NAMA not working as intended, insists Bacon

NAMA not working as intended, insists Bacon

The man credited with inventing NAMA has told the banking inquiry it is not doing the job it was designed to do.

Dr Peter Bacon said the agency has focused more on chasing debts than on increasing the value of its investments.

Dr Bacon is giving evidence at the Oireachtas banking inquiry this morning, and claims NAMA hasn’t done enough to increase the value of the assets it’s taken over from banks.

“This is my personal opinion, based on what I’ve seen, no greater than that: it has acted more as a debt collection agency than as a property value maximising agency,” he told the inquiry.

Meanwhile, a former special advisor to the late Minister for Finance Brian Lenihan has told the banking inquiry he was concerned at the number of people who were taking out 100 per cent mortgages at the height of the boom.

Alan Ahearne, a professor at NUI Galway and a recently appointed advisor to the International Monetary Fund, worked with Mr Lenihan from 2009 to 2011.

Mr Ahearne told the inquiry that he “expressed concern” in 2007 about data from the Department of the Environment that showed that one in three new homebuyers in 2006 took out a 100 per cent mortgage.

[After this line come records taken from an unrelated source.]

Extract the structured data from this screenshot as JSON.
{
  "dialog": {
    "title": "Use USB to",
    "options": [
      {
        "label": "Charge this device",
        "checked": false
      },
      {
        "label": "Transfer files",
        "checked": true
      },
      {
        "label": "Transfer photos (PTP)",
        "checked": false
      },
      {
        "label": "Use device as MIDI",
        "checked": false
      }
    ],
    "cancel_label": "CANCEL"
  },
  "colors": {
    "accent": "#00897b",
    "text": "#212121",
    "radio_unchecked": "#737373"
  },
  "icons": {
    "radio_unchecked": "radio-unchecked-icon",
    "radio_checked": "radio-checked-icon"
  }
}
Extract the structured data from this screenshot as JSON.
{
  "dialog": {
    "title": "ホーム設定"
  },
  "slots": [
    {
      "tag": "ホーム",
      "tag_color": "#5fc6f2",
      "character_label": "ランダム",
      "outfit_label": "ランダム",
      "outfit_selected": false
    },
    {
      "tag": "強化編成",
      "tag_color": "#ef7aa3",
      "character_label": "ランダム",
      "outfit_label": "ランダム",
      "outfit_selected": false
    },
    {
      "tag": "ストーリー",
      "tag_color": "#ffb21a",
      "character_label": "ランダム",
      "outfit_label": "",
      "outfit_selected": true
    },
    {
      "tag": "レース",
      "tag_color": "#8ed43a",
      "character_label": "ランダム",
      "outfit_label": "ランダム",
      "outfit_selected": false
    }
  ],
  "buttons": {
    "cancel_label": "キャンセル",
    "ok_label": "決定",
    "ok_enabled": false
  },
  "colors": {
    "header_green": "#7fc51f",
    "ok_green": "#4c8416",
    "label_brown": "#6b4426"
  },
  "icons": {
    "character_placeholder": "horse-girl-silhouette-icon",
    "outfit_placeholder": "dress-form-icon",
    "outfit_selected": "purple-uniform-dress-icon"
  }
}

In addition to his concern regarding mortgage levels, Mr Ahearne said the number of first-time buyers taking out loans with little or no deposit doubled in 2006 from the year before.

“Worryingly, nearly two thirds of all new home mortgages taken out in 2006 were over 31-35 years or longer,” he said. “Such heavy borrowing rendered many households very vulnerable to a downturn.”

Mr Ahearne said his own perspective on the Irish housing market during the bubble years was informed in large part by research on the international experience with housing booms and busts that he conducted while working for the US Federal Reserve.

He said the international experience showed that “periods of prolonged rises followed by protracted falls are a surprisingly common feature of house prices in advanced countries”.

He also said there were indications that certain financial conditions, such as low interest rates and financial deregulation, are usually present in past house price surges, though other factors such as demographics and buoyant income growth also help explain these booms.

At the time, he said, interest rates in Ireland were at “very low levels”, with the European Central Bank’s main policy rate at 2 per cent, having been cut from a peak of 4¾ per cent in 2000.

“It was clear at the time that such low interest rates were not appropriate for Ireland’s rapidly growing economy,” he said.

Mr Ahearne also said that housing bubbles “are intrinsically hard to identify” and that this was “especially while they are occurring”.

“This is because it is very difficult to differentiate between price changes coming from underlying economic fundamentals – some of which are unknown, unobservable, or unquantifiable – and those based on so-called “irrational exuberance,” he added.